A guerra de atrito contra a produção energética russa é deliberada. Refinarias e depósitos de petróleo são alvos que prejudicam a economia de guerra do país, limitando sua capacidade de sustentar operações militares de longo prazo. Cada instalação destruída ou danificada reduz a margem de manobra de Moscou. A Ucrânia sabe disso. Zelensky sabe disso. E Putin também.
Mas há um custo humano que não pode ser ignorado. A Rússia relata a morte de um bebê em Moscou durante o ataque. Uma criança. Os detalhes exatos ainda estão sendo apurados, mas o fato permanece — a guerra que começou em fevereiro de 2022 continua ceifando vidas civis, mesmo nas capitais, mesmo quando as defesas aéreas funcionam. Nenhuma interceptação traz de volta quem foi perdido.
A pressão sobre Putin é multifacetada. Internamente, há o desafio de explicar por que a capital continua vulnerável apesar dos investimentos em defesa aérea. Há o custo econômico de refinarias danificadas e a necessidade de reconstrução. Há o impacto psicológico de ataques repetidos que demonstram que nenhum lugar está verdadeiramente seguro. Externamente, a capacidade ucraniana de projetar força a centenas de quilômetros de distância, atingindo alvos estratégicos com precisão, envia uma mensagem clara sobre a sustentabilidade do esforço de guerra ucraniano.
Os números de drones interceptados — sejam 46 ou 419 — importam menos do que o padrão que revelam. A Ucrânia está atacando regularmente. A Rússia está se defendendo, mas não consegue impedir todos os drones. Alguns chegam ao alvo. Alguns causam danos. E a guerra continua, noite após noite, refinaria após refinaria, com vidas civis penduradas no meio.

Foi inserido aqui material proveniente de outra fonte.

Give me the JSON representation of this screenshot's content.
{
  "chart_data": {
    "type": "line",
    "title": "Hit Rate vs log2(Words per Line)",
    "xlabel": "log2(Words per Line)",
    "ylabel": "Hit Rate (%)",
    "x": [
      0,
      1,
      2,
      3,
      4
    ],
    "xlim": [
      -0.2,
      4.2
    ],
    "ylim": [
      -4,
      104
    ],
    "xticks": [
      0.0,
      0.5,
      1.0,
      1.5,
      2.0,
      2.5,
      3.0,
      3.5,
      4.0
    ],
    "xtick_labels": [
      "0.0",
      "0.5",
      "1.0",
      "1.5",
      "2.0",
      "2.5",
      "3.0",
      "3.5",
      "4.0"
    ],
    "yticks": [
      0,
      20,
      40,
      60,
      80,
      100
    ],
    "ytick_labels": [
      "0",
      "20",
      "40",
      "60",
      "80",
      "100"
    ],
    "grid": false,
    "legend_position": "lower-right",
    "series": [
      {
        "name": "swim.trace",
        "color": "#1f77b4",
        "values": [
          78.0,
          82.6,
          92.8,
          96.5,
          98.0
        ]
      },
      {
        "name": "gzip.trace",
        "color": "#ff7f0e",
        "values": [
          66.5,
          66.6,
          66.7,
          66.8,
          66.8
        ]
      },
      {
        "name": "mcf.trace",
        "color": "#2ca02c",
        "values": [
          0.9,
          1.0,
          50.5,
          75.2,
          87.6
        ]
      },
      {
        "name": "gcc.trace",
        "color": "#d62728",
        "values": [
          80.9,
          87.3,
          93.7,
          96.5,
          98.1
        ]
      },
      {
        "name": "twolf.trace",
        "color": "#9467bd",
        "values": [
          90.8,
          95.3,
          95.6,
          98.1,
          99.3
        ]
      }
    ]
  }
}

O que vem a seguir é incerto, mas a trajetória é clara. Se a Ucrânia conseguir manter este ritmo de operações, a capacidade energética russa sofrerá degradação contínua. Se a Rússia conseguir aumentar suas defesas aéreas, o custo ucraniano em drones aumentará. Mas por enquanto, Moscou segue acordando sob ataque, e a pressão sobre o Kremlin não dá sinais de diminuir.
Notable Quotes
Zelensky confirmou que a Ucrânia atacou duas refinarias de petróleo na Rússia— Presidente Volodymyr Zelensky
The Hearth Conversation Another angle on the story
Por que a Ucrânia escolhe refinarias de petróleo como alvo? Não seria mais direto atacar posições militares?
Refinarias são posições militares, de certa forma. Sem combustível, tanques não se movem, aviões não decolam. É guerra econômica disfarçada de guerra cinética.
E quanto aos civis? Um bebê morreu em Moscou. Como se justifica isso?
Não se justifica. Mas a Ucrânia diria que está defendendo sua existência, que a Rússia começou isto. O bebê é uma tragédia que nenhum lado quer reconhecer como seu.
Os números de drones interceptados variam muito — 46 ou 419. Qual é a verdade?
Provavelmente está em algum lugar no meio, mas ninguém sabe ao certo. A Rússia infla seus números para parecer eficaz. A Ucrânia minimiza perdas. A verdade fica perdida no ruído.
Isso pode durar quanto tempo? Quantos drones a Ucrânia tem?
Ninguém sabe com precisão. Mas o fato de continuarem atacando meses após meses sugere que têm mais do que se esperava. A questão real é se conseguem manter o ritmo.
E Putin? Como ele sai desta?
Essa é a pergunta que o mantém acordado à noite. Cada ataque em Moscou é um lembrete de que ele não consegue proteger sua própria capital. Não há saída fácil.